Somente depois de deixar para trás as montanhas do Pamir foi que Ahmed ousou contar ao desconhecido quem realmente era. Seu proprietário, com um sorriso amável no rosto, respondeu-lhe:
— Eu já ouvi falar de Ahmed ben-Ali al-Assad, de Basra. Mas tu, tu não podes ser ele. Faz já nove anos que ele deixou sua terra, seus amigos e sua família, em busca de Samarcanda, onde queria comprar tecidos e ganhar glórias. Desde então tudo que se soube dele foi que andou com mercenários, piratas, ladrões e escroques de toda espécie, aterrorizando as estradas.

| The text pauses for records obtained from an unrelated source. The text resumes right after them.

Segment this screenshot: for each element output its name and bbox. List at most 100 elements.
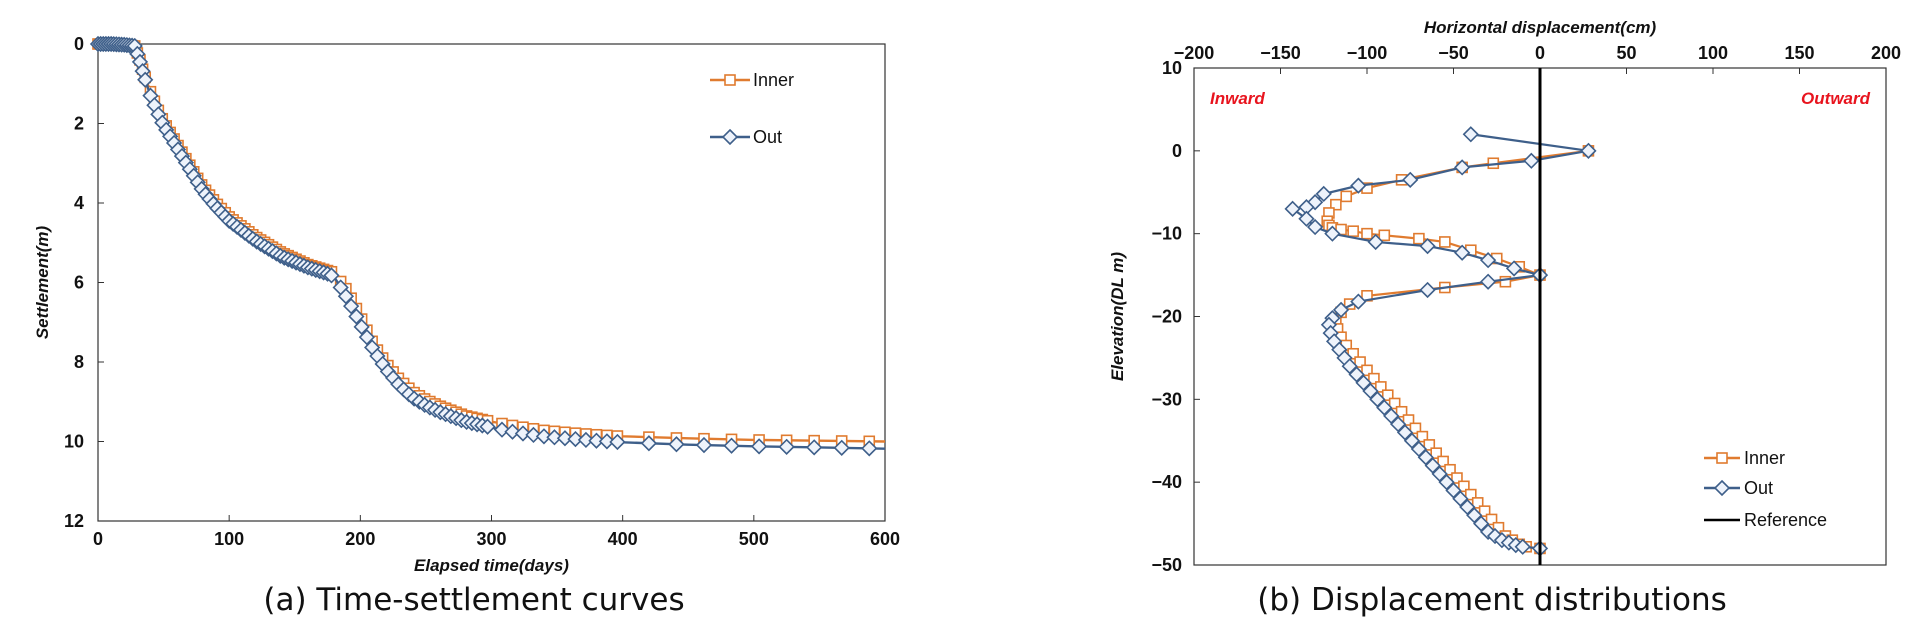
legend-label-reference: Reference xyxy=(1744,510,1827,530)
x-tick-label: 100 xyxy=(214,529,244,549)
data-point xyxy=(556,430,574,447)
data-point xyxy=(337,288,355,305)
data-point xyxy=(1375,381,1387,393)
x-tick-label: 200 xyxy=(345,529,375,549)
caption-a: (a) Time-settlement curves xyxy=(263,582,685,618)
data-point xyxy=(588,432,605,449)
data-point xyxy=(567,430,584,448)
data-point xyxy=(1396,424,1414,441)
data-point xyxy=(695,436,713,454)
y-tick-label: 0 xyxy=(1172,141,1182,161)
data-point xyxy=(668,436,685,453)
data-point xyxy=(323,267,340,284)
data-point xyxy=(1315,185,1332,203)
data-point xyxy=(723,437,740,454)
data-point xyxy=(1355,374,1372,391)
x-tick-label: 500 xyxy=(739,529,769,549)
data-point xyxy=(833,439,850,456)
legend-marker-out xyxy=(721,128,739,146)
x-tick-label: −200 xyxy=(1174,43,1215,63)
data-point xyxy=(1464,488,1477,501)
data-point xyxy=(1361,364,1373,377)
x-tick-label: −150 xyxy=(1260,43,1301,63)
series-markers-out xyxy=(89,35,878,457)
series-line-out xyxy=(98,42,886,450)
data-point xyxy=(1395,405,1408,418)
x-tick-label: 100 xyxy=(1698,43,1728,63)
x-tick-label: 50 xyxy=(1616,43,1636,63)
data-point xyxy=(514,425,532,442)
data-point xyxy=(1306,218,1324,236)
data-point xyxy=(493,421,511,438)
y-tick-label: 0 xyxy=(74,34,84,54)
x-tick-label: 300 xyxy=(476,529,506,549)
data-point xyxy=(1409,422,1422,435)
data-point xyxy=(1347,225,1359,237)
x-tick-label: −100 xyxy=(1347,43,1388,63)
data-point xyxy=(1324,225,1341,242)
data-point xyxy=(609,433,626,451)
x-axis-label: Horizontal displacement(cm) xyxy=(1424,18,1657,37)
data-point xyxy=(1505,260,1523,277)
data-point xyxy=(1348,366,1365,383)
data-point xyxy=(1298,210,1315,227)
data-point xyxy=(1471,497,1484,509)
data-point xyxy=(546,429,563,446)
data-point xyxy=(1458,480,1470,493)
data-point xyxy=(1383,407,1400,425)
series-markers-inner xyxy=(92,38,876,448)
data-point xyxy=(1402,171,1419,188)
data-point xyxy=(1462,126,1479,143)
y-tick-label: 8 xyxy=(74,352,84,372)
data-point xyxy=(1452,490,1469,507)
data-point xyxy=(1514,538,1531,555)
y-tick-label: −30 xyxy=(1151,389,1182,409)
data-point xyxy=(1454,244,1471,261)
x-tick-label: 0 xyxy=(1535,43,1545,63)
y-tick-label: −20 xyxy=(1151,307,1182,327)
data-point xyxy=(1369,391,1386,408)
data-point xyxy=(1416,430,1429,443)
legend-marker-inner xyxy=(1716,452,1728,464)
data-point xyxy=(137,71,154,88)
time-settlement-chart: 0 100 200 300 400 500 600 0 2 4 6 8 10 12 Elapsed time… xyxy=(33,34,900,575)
y-tick-label: 10 xyxy=(64,432,84,452)
data-point xyxy=(1479,252,1497,269)
legend-marker-out xyxy=(1713,479,1731,497)
data-point xyxy=(1445,482,1462,499)
legend-label-out: Out xyxy=(1744,478,1773,498)
x-tick-label: 400 xyxy=(608,529,638,549)
displacement-chart: −200 −150 −100 −50 0 50 100 150 200100−10−20−30−… xyxy=(1108,18,1901,575)
time-settlement-panel: 0 100 200 300 400 500 600 0 2 4 6 8 10 12 Elapsed time… xyxy=(0,0,900,644)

— Sabes que isto não é verdade, amo. As pessoas costumam culpar os estrangeiros por todo o mal que acontece em sua terra. Eu mesmo juro que nunca matei nem roubei ninguém.
Era uma mentira, obviamente, pois mesmo não sendo culpado de aterrorizar as estradas do Oriente, Ahmed matara e roubara. Não apenas aos habitantes da Transoxiana, da Bactriana e de Fergana, mas também aos próprios companheiros de sua malfadada viagem, guiada por estúpidos que nada sabiam.
— Na verdade — disse o homem que falava em persa — é bem apropriado que Ahmed ben-Ali al-Assad esteja morto, pois se fores tal homem e eu o anunciar em Basra, não escaparás de ser vergastado cruelmente por seus credores, pelos pais de suas esposas. Há circunstâncias na vida, estranho, em que melhor é ser escravo e estar vivo do que seres quem és, ou dizes ser, e pagar com a vida as dívidas desgraçadas que não pagaste com honra.
Há palavras que amargam na boca quando dizemos, outras que saem sem deixar gosto algum, outras que trazem a doçura venenosa do escárnio. Nem sempre o seu som, quando chegadas ao ouvido, traduz a mesma intenção que a língua emprestou-lhes. Estas, ditas pelo homem que falava persa, pareceram extremamente cruéis a Ahmed ben-Ali al-Assad que as ouviu naquela língua docemente fluida. Em outras épocas ele não teria se importado, pois não tivera nunca honra alguma. Os nove anos de vagar pelo mundo lhe haviam mudado, porém, e a perspectiva de que era impossível retornar ao antigo lar, pelos exatos motivos explicados, abateu demais o seu semblante.
Quando saiu para um canto do acampamento, para ouvir o rosnar dos tigres na noite, como gênios do mal conspirando nos desertos, ele já não era o mesmo. Mal sabia ele que há vezes na vida em que palavras duras são usadas como açoite porque o carrasco, por amor ou outro tipo de afeição, prefere vergastar a alma e absolver o corpo.
Quando amanheceu e o triste espetáculo se revelou, com os raios do sol iluminando através do pórtico do velho templo idólatra a sombra pendente ali, desesperou-se o homem que falava persa, a ponto de chorar diante da cena:
— Meu pai, por que fizeste tal loucura?